Trian Hendro A. said...

#Rachma dan Vina:
bukan, saya tidak mempermasalahkan secara langsung kalau memang pilihannya mengais rezeki di negeri orang (atau 'untuk asing') itu yang terbaik saat ini.
tapi tetap pada paradigma, masa selamanya akan untuk asing dan mau 'menelantarkan' bangsa sendiri? kalau bukan yang ahli, lalu siapa yang akan membuat keadaan bangsa menjadi lebih baik?:)

#Ratih: yup, idealis namun tetap realistis. emang perjuangan sesungguhnya apa bu ratih?:D
sudah seringkali resign sy mah.. :p

Pecintalangit said...

"untuk asing". asing yang mana neh? :p

Anonymous said...

gimana mau resign Bos?
lha wong diterima kerja aja belom pernah :P

Herru Suwandi said...

saya kira tidak secara begitu saja bahwa kita bekerja di perusahaan asing berarti menelantarkan bangsa sendiri. Diakui atau tidak, penanaman modal asing di Indonesia menyerap tenaga kerja yang cukup banyak.

Bahkan kalau kita kerja di luar negeri pun, buat saya adalah syah-syah saja. Makin banyak expat Indonesia di negeri orang makin bagus dong. Pahlawan devisa. Sama dengan TKI-TKI kita.

Suwun....

Anonymous said...

Bekerja pada perusahaan asing sah-sah aja, kan nantinya uangnya juga untuk menolong keluarga, dan berguna bagi masyarakat sekitar. Bagaimana dengan kerja di luar negeri?

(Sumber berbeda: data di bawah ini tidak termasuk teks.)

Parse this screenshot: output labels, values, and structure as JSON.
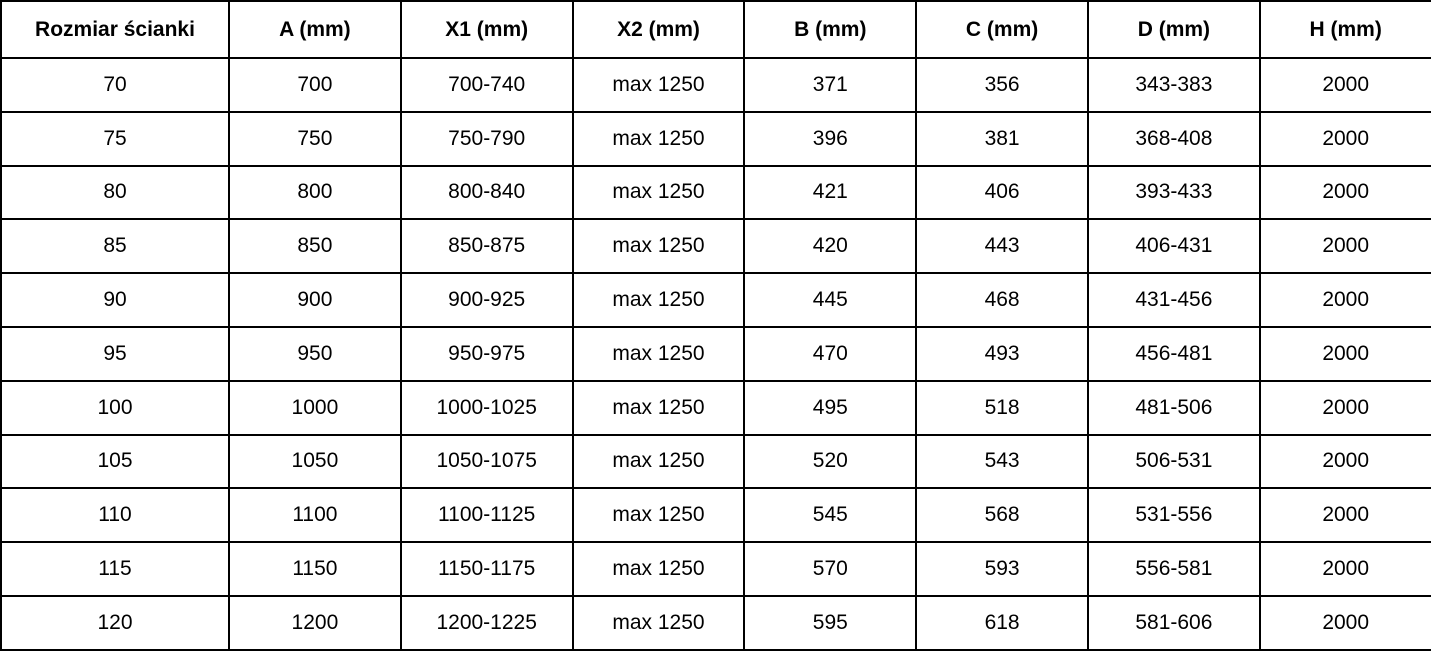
{
  "colors": {
    "border": "#000000",
    "text": "#000000",
    "background": "#ffffff"
  },
  "chart_data": {
    "type": "table",
    "title": "",
    "columns": [
      "Rozmiar ścianki",
      "A (mm)",
      "X1 (mm)",
      "X2 (mm)",
      "B (mm)",
      "C (mm)",
      "D (mm)",
      "H (mm)"
    ],
    "rows": [
      [
        "70",
        "700",
        "700-740",
        "max 1250",
        "371",
        "356",
        "343-383",
        "2000"
      ],
      [
        "75",
        "750",
        "750-790",
        "max 1250",
        "396",
        "381",
        "368-408",
        "2000"
      ],
      [
        "80",
        "800",
        "800-840",
        "max 1250",
        "421",
        "406",
        "393-433",
        "2000"
      ],
      [
        "85",
        "850",
        "850-875",
        "max 1250",
        "420",
        "443",
        "406-431",
        "2000"
      ],
      [
        "90",
        "900",
        "900-925",
        "max 1250",
        "445",
        "468",
        "431-456",
        "2000"
      ],
      [
        "95",
        "950",
        "950-975",
        "max 1250",
        "470",
        "493",
        "456-481",
        "2000"
      ],
      [
        "100",
        "1000",
        "1000-1025",
        "max 1250",
        "495",
        "518",
        "481-506",
        "2000"
      ],
      [
        "105",
        "1050",
        "1050-1075",
        "max 1250",
        "520",
        "543",
        "506-531",
        "2000"
      ],
      [
        "110",
        "1100",
        "1100-1125",
        "max 1250",
        "545",
        "568",
        "531-556",
        "2000"
      ],
      [
        "115",
        "1150",
        "1150-1175",
        "max 1250",
        "570",
        "593",
        "556-581",
        "2000"
      ],
      [
        "120",
        "1200",
        "1200-1225",
        "max 1250",
        "595",
        "618",
        "581-606",
        "2000"
      ]
    ]
  }
}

Nggak masalah, kan rejekinya sebagian dikirim, dan menambah pemasukan devisa bagi negara.

Dari neraca pemerintah, biaya yang keluar untuk membayar tenaga asing di Indonesia masih lebih besar dibanding hasil tenaga kerja Indonesia yang kerja di luar negeri (dari sisi devisa). Jika itu bisa dibalik, alangkah indahnya.

Jadi jangan mempermasalahkan asing atau bukan, namun uang tadi digunakan untuk apa? Inilah yang penting.

Dan kalau dilihat sekarang, bagi BUMN yang go public, saham pemerintah tinggal kecil, walaupun masih di atas 50%.

Anonymous said...

hmmmm....kayanya yg jadi masalah bukan MNC ato bukannya ya?? Tapi kita punya greater goal apa gak dr kerja itu..skdr cari duit..atau somethin else yg beyond yourself..yang impacting buat kepentingan orang banyak di negeri ini..iya gak sih??
sama ky km la yg kerja di XX, yg kebetulan aja bukan MNC, u have greater goal kan selain cari duit?n ur greater goal itu bukan buat bikin indonesia jadi kontributor utama global warming kan?? tp supaya bangsa ini bisa memenuhi kebutuhan energinya sendri n jd lebih maju??